Thought I’d try making my own tortillas for fun the other day, plus I was in the mood for Black Bean Quesadillas and didn’t have my usual stash in the freezer.
They turned out really tasty and easy to make. For me, it was a lot of babysitting over the stove that my back doesn’t agree with, so next time I’ll get one of those machines they use at the Lone Star (or a strawberry daiquiri instead).
2 cups (8 ounces) white whole wheat flour or traditional whole wheat flour
1/2 teaspoon salt
3 tablespoons (1-1/4 ounces) canola oil
2/3 cup (5-3/8 ounces) warm water
Combine the flour and salt in a medium mixing bowl or a food processor and mix together. I used the food processor and it worked great. Add the oil and mix into the flour thoroughly. Mix in the warm water (with the machine running, if you’re using a food processor). Depending on the flour’s moisture content, you may need to use more or less water. You’ll want a dough that’s a bit softer than the ones you make with white flour; the whole wheat will absorb some of the liquid as it sits. Once you’ve mixed the dough, let it sit, covered, for 20 minutes.

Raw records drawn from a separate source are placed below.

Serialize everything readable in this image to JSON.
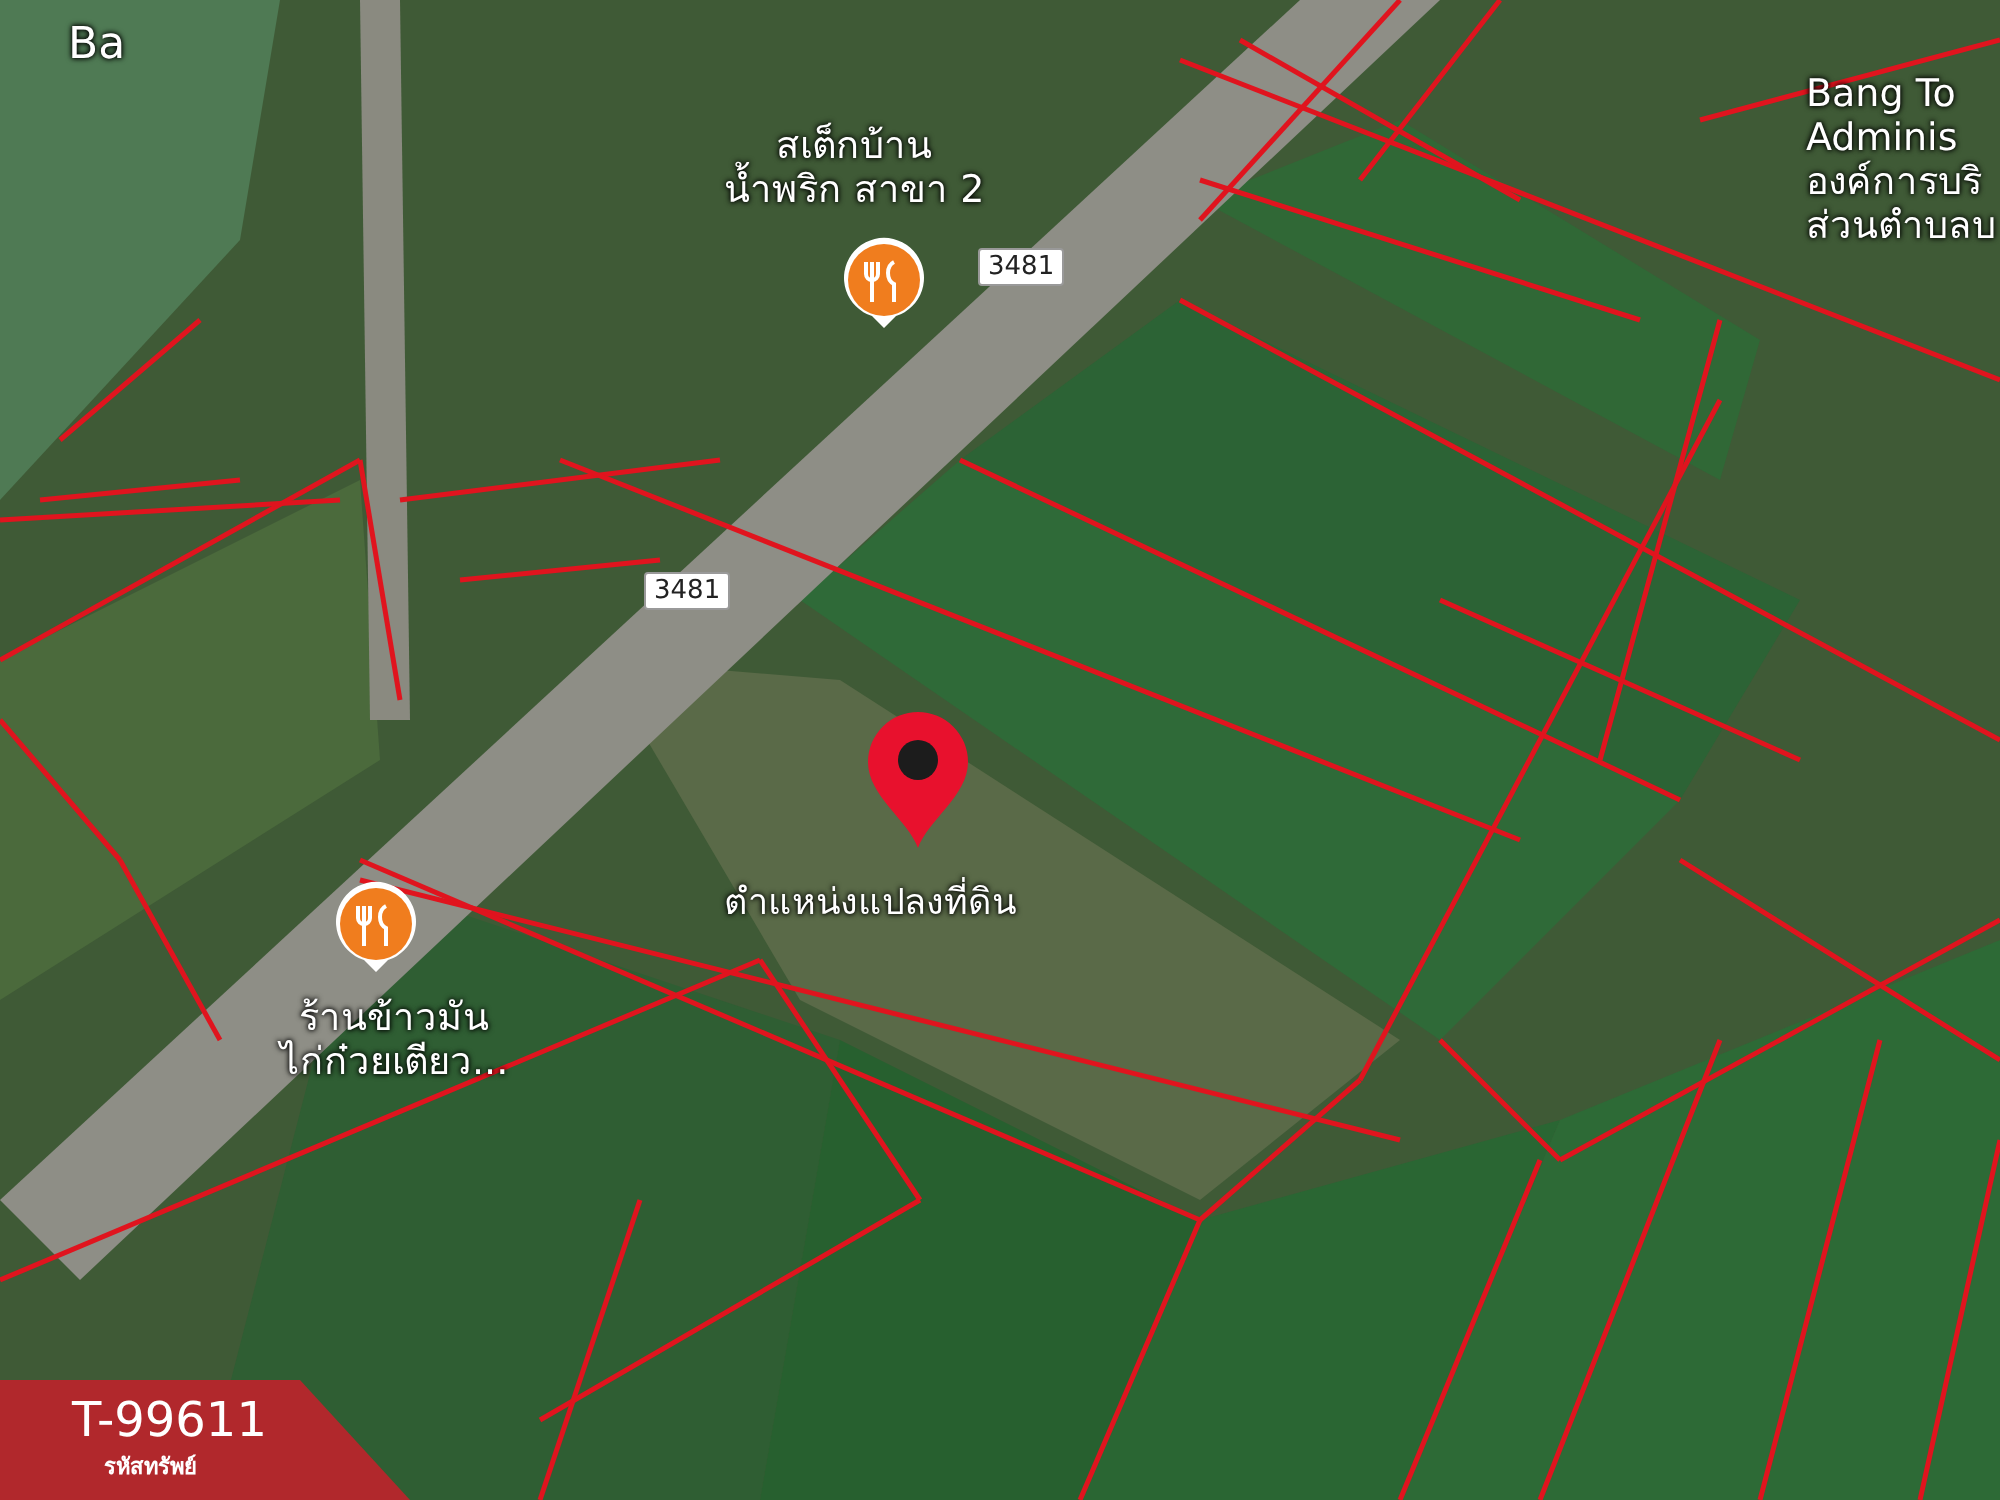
{
  "map": {
    "place_labels": [
      {
        "kind": "place",
        "lines": [
          "Ba"
        ]
      },
      {
        "kind": "place",
        "lines": [
          "สเต็กบ้าน",
          "น้ำพริก สาขา 2"
        ]
      },
      {
        "kind": "place",
        "lines": [
          "Bang To",
          "Adminis",
          "องค์การบริ",
          "ส่วนตำบลบ"
        ]
      },
      {
        "kind": "place",
        "lines": [
          "ร้านข้าวมัน",
          "ไก่ก๋วยเตียว..."
        ]
      },
      {
        "kind": "parcel",
        "lines": [
          "ตำแหน่งแปลงที่ดิน"
        ]
      }
    ],
    "road_shields": [
      "3481",
      "3481"
    ]
  },
  "listing_badge": {
    "code": "T-99611",
    "caption": "รหัสทรัพย์"
  }
}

Turn out the dough onto a lightly floured surface, knead it a few times, and pat it into an even disk. Cut the dough (a pastry scraper works well for this) into 10 to 12 pieces, and roll each piece into a ball. Cover the balls and let them rest for 20 minutes.
Heat a heavy, ungreased griddle or skillet over medium-high heat. If you have a tortilla press, use it to flatten each ball. If you’re rolling out the tortillas by hand, take one of the balls and flatten it into a small disk. Using a floured rolling pin on a lightly floured work surface, roll the tortilla into a very thin, flat round about 6 to 8 inches in diameter. Toss a tortilla onto the griddle or skillet and let it heat on one side for about 1 minute, (its normal for the tortilla to balloon out as it cooks) then use a spatula to lift and flip the tortilla to bake it on the other side, about 1 more minute.
While the first tortilla is baking, roll the second one. Transfer the baked tortilla to a plate and toss on the next tortilla. Repeat until all the tortillas are rolled and baked. You may stack the tortillas and cover them with a towel to keep them soft and warm until you use them.